This project covers credit card fraud and is meant to look at a dataset of transactions and predict whether it is fraudlent or not.

# Imports

In [None]:
import numpy as np
import pandas as pd # used for data processing
import sys
import matplotlib.pyplot as plt
import seaborn as sns
import scipy
import sklearn

# Data Importing

In [None]:
data = pd.read_csv('creditcard.csv')

# Exploring the Dataset

In [None]:
print(data.columns)

In [None]:
data.shape

In [None]:
# random_state helps assure that you always get the same output when you split the data
# this helps create reproducible results and it does not actually matter what the number is
# frac is percentage of the data that will be returned
data = data.sample(frac = 0.2, random_state = 1)
print(data.shape)

In [None]:
# plot the histogram of each parameter
data.hist(figsize = (20, 20))
plt.show()

You can see most of the V's clustered around 0 with some or no outlier.In our dataset we have very few fraudlent cases over valid cases in our class histogram.

In [None]:
# determine the number of fraud cases
fraud = data[data['Class'] == 1]
valid = data[data['Class'] == 0]

outlier_fraction = len(fraud) / float(len(valid))
print(outlier_fraction)

print('Fraud Cases: {}'.format(len(fraud)))
print('Valid Cases: {}'.format(len(valid)))

In [None]:
# correlation matrix
corrmat = data.corr()
fig = plt.figure(figsize = (12, 9))

sns.heatmap(corrmat, vmax = .8, square = True)
plt.show()

In the above heatmap a lot of the values are close to 0. Most of them are fairly unrelated.The lighter squares signify a stronger correlation.

# Organizing the Data

In [None]:
# get the columns from the dataframe
columns = data.columns.tolist()

# filter the columns to remove the data we do not want
columns = [c for c in columns if c not in ['Class']]

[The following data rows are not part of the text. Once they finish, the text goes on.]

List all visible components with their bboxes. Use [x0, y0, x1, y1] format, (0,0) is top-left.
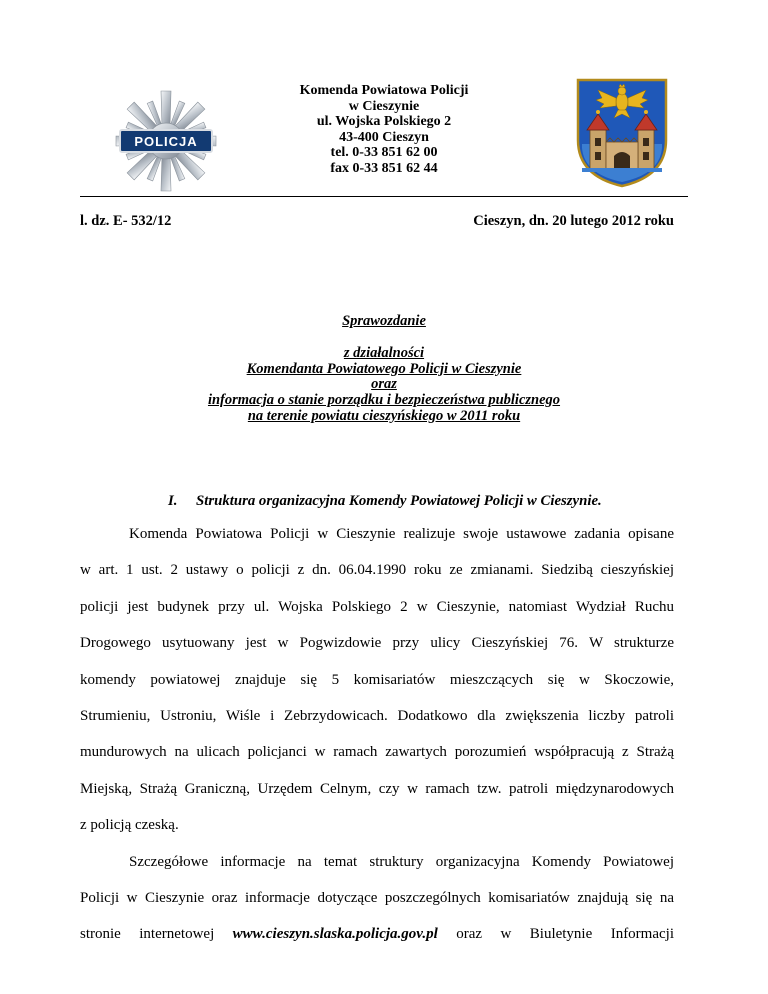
section-title: Struktura organizacyjna Komendy Powiatowej Policji w Cieszynie. [196, 493, 602, 509]
paragraph-1-line-6: Strumieniu, Ustroniu, Wiśle i Zebrzydowicach. Dodatkowo dla zwiększenia liczby patroli [80, 707, 674, 724]
police-star-logo [108, 85, 224, 201]
paragraph-1-line-5: komendy powiatowej znajduje się 5 komisariatów mieszczących się w Skoczowie, [80, 671, 674, 688]
title-line-5: na terenie powiatu cieszyńskiego w 2011 roku [247, 407, 521, 424]
paragraph-1-line-7: mundurowych na ulicach policjanci w ramach zawartych porozumień współpracują z Strażą [80, 744, 674, 761]
website-link[interactable]: www.cieszyn.slaska.policja.gov.pl [232, 926, 438, 943]
reference-number: l. dz. E- 532/12 [80, 213, 172, 229]
body-text [80, 516, 674, 953]
office-address [248, 83, 520, 177]
paragraph-1-line-3: policji jest budynek przy ul. Wojska Polskiego 2 w Cieszynie, natomiast Wydział Ruchu [80, 598, 674, 615]
website-prefix: stronie internetowej [80, 926, 215, 943]
paragraph-1-line-8: Miejską, Strażą Graniczną, Urzędem Celnym, czy w ramach tzw. patroli międzynarodowych [80, 780, 674, 797]
website-suffix: oraz w Biuletynie Informacji [456, 926, 674, 943]
paragraph-1-line-9: z policją czeską. [80, 817, 179, 834]
section-number: I. [168, 493, 178, 509]
paragraph-1-line-2: w art. 1 ust. 2 ustawy o policji z dn. 06.04.1990 roku ze zmianami. Siedzibą cieszyńskiej [80, 562, 674, 579]
paragraph-1-line-4: Drogowego usytuowany jest w Pogwizdowie przy ulicy Cieszyńskiej 76. W strukturze [80, 635, 674, 652]
title-line-3: oraz [371, 376, 397, 393]
place-and-date: Cieszyn, dn. 20 lutego 2012 roku [473, 213, 674, 229]
report-title-block [80, 314, 688, 425]
office-fax: fax 0-33 851 62 44 [330, 160, 438, 176]
office-phone: tel. 0-33 851 62 00 [330, 145, 438, 161]
office-street: ul. Wojska Polskiego 2 [316, 114, 452, 130]
police-logo-label: POLICJA [134, 134, 198, 149]
cieszyn-coat-of-arms [574, 78, 670, 188]
title-line-2: Komendanta Powiatowego Policji w Cieszynie [246, 360, 522, 377]
office-city: w Cieszynie [348, 98, 420, 114]
office-name: Komenda Powiatowa Policji [299, 83, 469, 98]
title-line-4: informacja o stanie porządku i bezpieczeństwa publicznego [207, 392, 561, 409]
title-line-1: z działalności [343, 344, 425, 361]
report-title: Sprawozdanie [342, 313, 426, 329]
paragraph-2-line-3 [80, 916, 674, 952]
paragraph-2-line-2: Policji w Cieszynie oraz informacje dotyczące poszczególnych komisariatów znajdują się na [80, 889, 674, 906]
section-heading [168, 493, 602, 510]
header-divider [80, 196, 688, 197]
paragraph-2-line-1: Szczegółowe informacje na temat struktury organizacyjna Komendy Powiatowej [129, 853, 674, 870]
office-postcode: 43-400 Cieszyn [339, 129, 429, 145]
paragraph-1-line-1: Komenda Powiatowa Policji w Cieszynie realizuje swoje ustawowe zadania opisane [129, 526, 674, 542]
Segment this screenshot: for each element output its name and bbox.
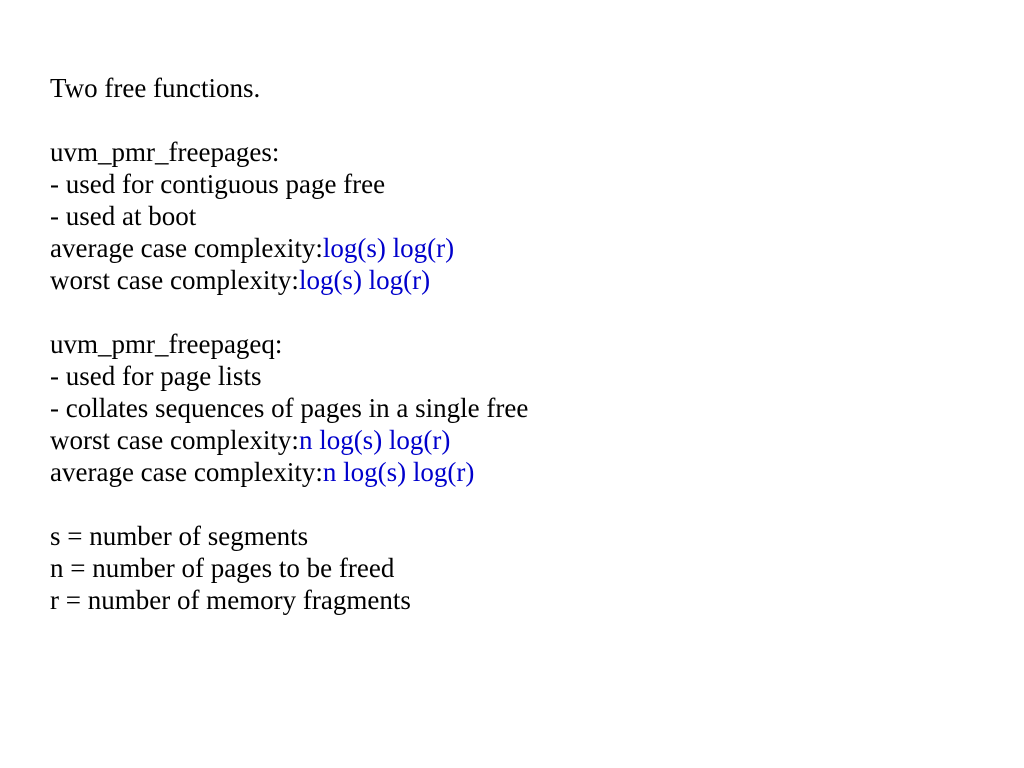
legend-item: r = number of memory fragments	[50, 585, 411, 615]
section-bullet: - used at boot	[50, 201, 197, 231]
legend-item: s = number of segments	[50, 521, 309, 551]
section-bullet: - used for contiguous page free	[50, 169, 386, 199]
complexity-value: n log(s) log(r)	[322, 457, 475, 487]
section-freepageq	[50, 328, 974, 488]
slide-title-block	[50, 72, 974, 104]
complexity-line	[50, 424, 974, 456]
complexity-label: worst case complexity:	[50, 425, 299, 455]
legend-block	[50, 520, 974, 616]
section-freepages	[50, 136, 974, 296]
complexity-line	[50, 232, 974, 264]
section-heading: uvm_pmr_freepages:	[50, 137, 280, 167]
complexity-label: worst case complexity:	[50, 265, 299, 295]
complexity-label: average case complexity:	[50, 233, 323, 263]
complexity-line	[50, 456, 974, 488]
legend-item: n = number of pages to be freed	[50, 553, 395, 583]
complexity-value: n log(s) log(r)	[298, 425, 451, 455]
complexity-value: log(s) log(r)	[322, 233, 455, 263]
slide-title: Two free functions.	[50, 73, 261, 103]
complexity-label: average case complexity:	[50, 457, 323, 487]
complexity-line	[50, 264, 974, 296]
section-heading: uvm_pmr_freepageq:	[50, 329, 283, 359]
spacer-2	[50, 296, 974, 328]
section-bullet: - collates sequences of pages in a single free	[50, 393, 529, 423]
section-bullet: - used for page lists	[50, 361, 262, 391]
spacer-3	[50, 488, 974, 520]
complexity-value: log(s) log(r)	[298, 265, 431, 295]
spacer-1	[50, 104, 974, 136]
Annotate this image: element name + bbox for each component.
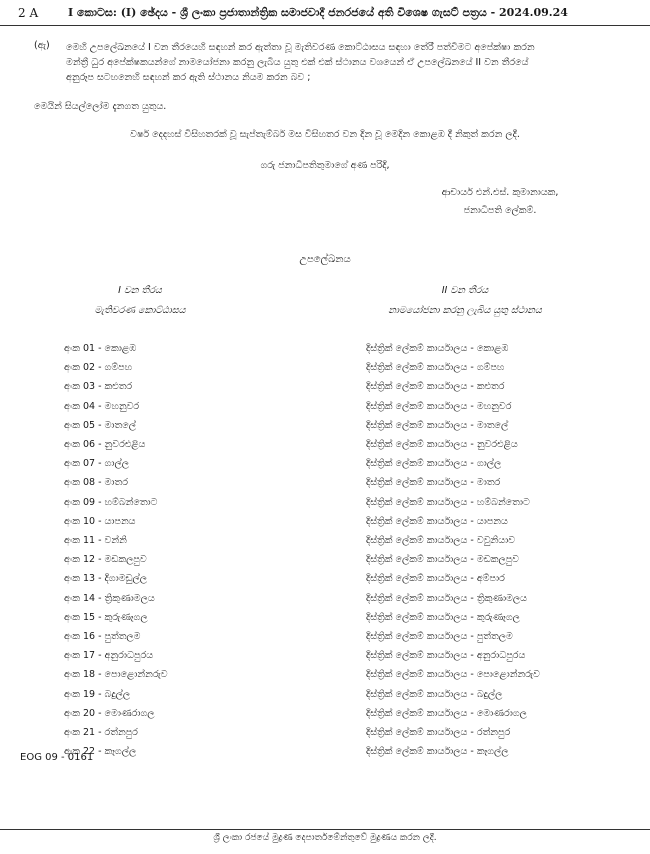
nomination-office-entry: දිස්ත්‍රික් ලේකම් කාර්යාලය - මාතලේ — [366, 420, 509, 431]
electoral-district-entry: අංක 01 - කොළඹ — [64, 343, 137, 354]
schedule-title: උපලේඛනය — [299, 254, 351, 265]
nomination-office-entry: දිස්ත්‍රික් ලේකම් කාර්යාලය - ත්‍රිකුණාමලය — [366, 593, 527, 604]
nomination-office-entry: දිස්ත්‍රික් ලේකම් කාර්යාලය - වවුනියාව — [366, 535, 516, 546]
electoral-district-entry: අංක 10 - යාපනය — [64, 516, 136, 527]
nomination-office-entry: දිස්ත්‍රික් ලේකම් කාර්යාලය - මහනුවර — [366, 401, 512, 412]
gazette-title: I කොටස: (I) ඡේදය - ශ්‍රී ලංකා ප්‍රජාතාන්ත්‍රික සමාජවාදී ජනරජයේ අති විශෙෂ ගැසට් පත්‍රය - 2024.09.24 — [68, 6, 568, 19]
electoral-district-entry: අංක 07 - ගාල්ල — [64, 458, 129, 469]
issue-date-line: වර්ෂ දෙදහස් විසිහතරක් වූ සැප්තැම්බර් මස විසිහතර වන දින වූ මෙදින කොළඹ දී නිකුත් කරන ලදී. — [130, 129, 520, 140]
col2-heading: II වන තීරය — [441, 285, 489, 296]
notice-text: මෙයින් සියල්ලෝම දැනගත යුතුය. — [34, 101, 167, 112]
nomination-office-entry: දිස්ත්‍රික් ලේකම් කාර්යාලය - කුරුණෑගල — [366, 612, 520, 623]
page-header — [0, 0, 650, 26]
header-divider — [0, 25, 650, 26]
footer-divider — [0, 829, 650, 830]
clause-line-1: මෙහි උපලේඛනයේ I වන තීරයෙහි සඳහන් කර ඇත්තා වූ මැතිවරණ කොට්ඨාසය සඳහා තේරී පත්වීමට අපේක්ෂා කරන — [66, 42, 535, 53]
electoral-district-entry: අංක 03 - කළුතර — [64, 381, 133, 392]
electoral-district-entry: අංක 18 - පොළොන්නරුව — [64, 669, 168, 680]
order-line: ගරු ජනාධිපතිතුමාගේ අණ පරිදි, — [260, 160, 390, 171]
electoral-district-entry: අංක 13 - දිගාමඩුල්ල — [64, 573, 148, 584]
col2-subheading: නාමයෝජනා කරනු ලැබිය යුතු ස්ථානය — [388, 305, 542, 316]
clause-line-3: අනුරූප සටහනෙහි සඳහන් කර ඇති ස්ථානය නියම කරන බව ; — [66, 72, 311, 83]
clause-label: (ඇ) — [34, 40, 50, 51]
signatory-name: ආචාර්ය එන්.එස්. කුමානායක, — [441, 187, 559, 198]
electoral-district-entry: අංක 21 - රත්නපුර — [64, 727, 138, 738]
printer-footer: ශ්‍රී ලංකා රජයේ මුද්‍රණ දෙපාර්තමේන්තුවේ මුද්‍රණය කරන ලදී. — [213, 833, 437, 843]
electoral-district-entry: අංක 06 - නුවරඑළිය — [64, 439, 146, 450]
page-number: 2 A — [18, 6, 39, 20]
electoral-district-entry: අංක 04 - මහනුවර — [64, 401, 140, 412]
electoral-district-entry: අංක 19 - බදුල්ල — [64, 689, 131, 700]
nomination-office-entry: දිස්ත්‍රික් ලේකම් කාර්යාලය - නුවරඑළිය — [366, 439, 518, 450]
reference-code: EOG 09 - 0161 — [20, 752, 94, 763]
nomination-office-entry: දිස්ත්‍රික් ලේකම් කාර්යාලය - හම්බන්තොට — [366, 497, 530, 508]
nomination-office-entry: දිස්ත්‍රික් ලේකම් කාර්යාලය - කළුතර — [366, 381, 505, 392]
col1-heading: I වන තීරය — [118, 285, 162, 296]
nomination-office-entry: දිස්ත්‍රික් ලේකම් කාර්යාලය - මාතර — [366, 477, 501, 488]
electoral-district-entry: අංක 11 - වන්නි — [64, 535, 127, 546]
electoral-district-entry: අංක 09 - හම්බන්තොට — [64, 497, 158, 508]
col1-subheading: මැතිවරණ කොට්ඨාසය — [94, 305, 186, 316]
nomination-office-entry: දිස්ත්‍රික් ලේකම් කාර්යාලය - අනුරාධපුරය — [366, 650, 526, 661]
signatory-title: ජනාධිපති ලේකම්. — [463, 205, 537, 216]
nomination-office-entry: දිස්ත්‍රික් ලේකම් කාර්යාලය - මඩකලපුව — [366, 554, 519, 565]
nomination-office-entry: දිස්ත්‍රික් ලේකම් කාර්යාලය - අම්පාර — [366, 573, 505, 584]
electoral-district-entry: අංක 02 - ගම්පහ — [64, 362, 133, 373]
nomination-office-entry: දිස්ත්‍රික් ලේකම් කාර්යාලය - කොළඹ — [366, 343, 509, 354]
nomination-office-entry: දිස්ත්‍රික් ලේකම් කාර්යාලය - පුත්තලම — [366, 631, 513, 642]
nomination-office-entry: දිස්ත්‍රික් ලේකම් කාර්යාලය - බදුල්ල — [366, 689, 503, 700]
electoral-district-entry: අංක 15 - කුරුණෑගල — [64, 612, 148, 623]
electoral-district-entry: අංක 12 - මඩකලපුව — [64, 554, 147, 565]
nomination-office-entry: දිස්ත්‍රික් ලේකම් කාර්යාලය - යාපනය — [366, 516, 508, 527]
nomination-office-entry: දිස්ත්‍රික් ලේකම් කාර්යාලය - ගම්පහ — [366, 362, 505, 373]
nomination-office-entry: දිස්ත්‍රික් ලේකම් කාර්යාලය - ගාල්ල — [366, 458, 502, 469]
nomination-office-entry: දිස්ත්‍රික් ලේකම් කාර්යාලය - රත්නපුර — [366, 727, 511, 738]
electoral-district-entry: අංක 08 - මාතර — [64, 477, 128, 488]
electoral-district-entry: අංක 17 - අනුරාධපුරය — [64, 650, 154, 661]
nomination-office-entry: දිස්ත්‍රික් ලේකම් කාර්යාලය - මොණරාගල — [366, 708, 527, 719]
nomination-office-entry: දිස්ත්‍රික් ලේකම් කාර්යාලය - කෑගල්ල — [366, 746, 509, 757]
electoral-district-entry: අංක 22 - කෑගල්ල — [64, 746, 137, 757]
electoral-district-entry: අංක 16 - පුත්තලම — [64, 631, 141, 642]
electoral-district-entry: අංක 20 - මොණරාගල — [64, 708, 155, 719]
electoral-district-entry: අංක 05 - මාතලේ — [64, 420, 136, 431]
electoral-district-entry: අංක 14 - ත්‍රිකුණාමලය — [64, 593, 155, 604]
clause-line-2: මන්ත්‍රී ධුර අපේක්ෂකයන්ගේ නාමයෝජනා කරනු ලැබිය යුතු එක් එක් ස්ථානය වශයෙන් ඒ උපලේඛනයේ II වන තීරයේ — [66, 57, 529, 68]
nomination-office-entry: දිස්ත්‍රික් ලේකම් කාර්යාලය - පොළොන්නරුව — [366, 669, 540, 680]
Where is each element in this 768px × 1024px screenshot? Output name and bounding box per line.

# store the variable we will be predicting on which is class
target = 'Class'

# X includes everything except our class column
X = data[columns]
# Y includes all the class labels for each sample
# this is also one-dimensional
Y = data[target]

# print the shapes of X and Y
print(X.shape)
print(Y.shape)

# Applying Algorithms

In [None]:
from sklearn.metrics import classification_report, accuracy_score
from sklearn.ensemble import IsolationForest
from sklearn.neighbors import LocalOutlierFactor

In [None]:
# define a random state
state = 1

# define the outlier detection methods
classifiers = {
    # contamination is the number of outliers we think there are
    'Isolation Forest': IsolationForest(max_samples = len(X),
                                       contamination = outlier_fraction,
                                       random_state = state),
    # number of neighbors to consider, the higher the percentage of outliers the higher you want to make this number
    'Local Outlier Factor': LocalOutlierFactor(
    n_neighbors = 20,
    contamination = outlier_fraction)
}

# Fit the Model

In [None]:
n_outliers = len(fraud)

for i, (clf_name, clf) in enumerate(classifiers.items()):
    
    # fit the data and tag outliers
    if clf_name == 'Local Outlier Factor':
        y_pred = clf.fit_predict(X)
        scores_pred = clf.negative_outlier_factor_
    else:
        clf.fit(X)
        scores_pred = clf.decision_function(X)
        y_pred = clf.predict(X)
        
    # reshape the prediction values to 0 for valid and 1 for fraud
    y_pred[y_pred == 1] = 0
    y_pred[y_pred == -1] = 1

    # calculate the number of errors
    n_errors = (y_pred != Y).sum()
    
    # classification matrix
    print('{}: {}'.format(clf_name, n_errors))
    print(accuracy_score(Y, y_pred))
    print(classification_report(Y, y_pred))

Looking at precision for fraudulent cases.Let us know the percentage of cases that are getting correctly labeled.'Precision' accounts for false-positives.'Recall' accounts for false-negatives.Low numbers could mean that are constantly calling clients asking them if they actually made the transaction which could be annoying.

Our Isolation Forest method (which is Random Forest based) was able to produce a better result.Looking at the f1-score 26% of the time we are going to detect the fraudulent transactions.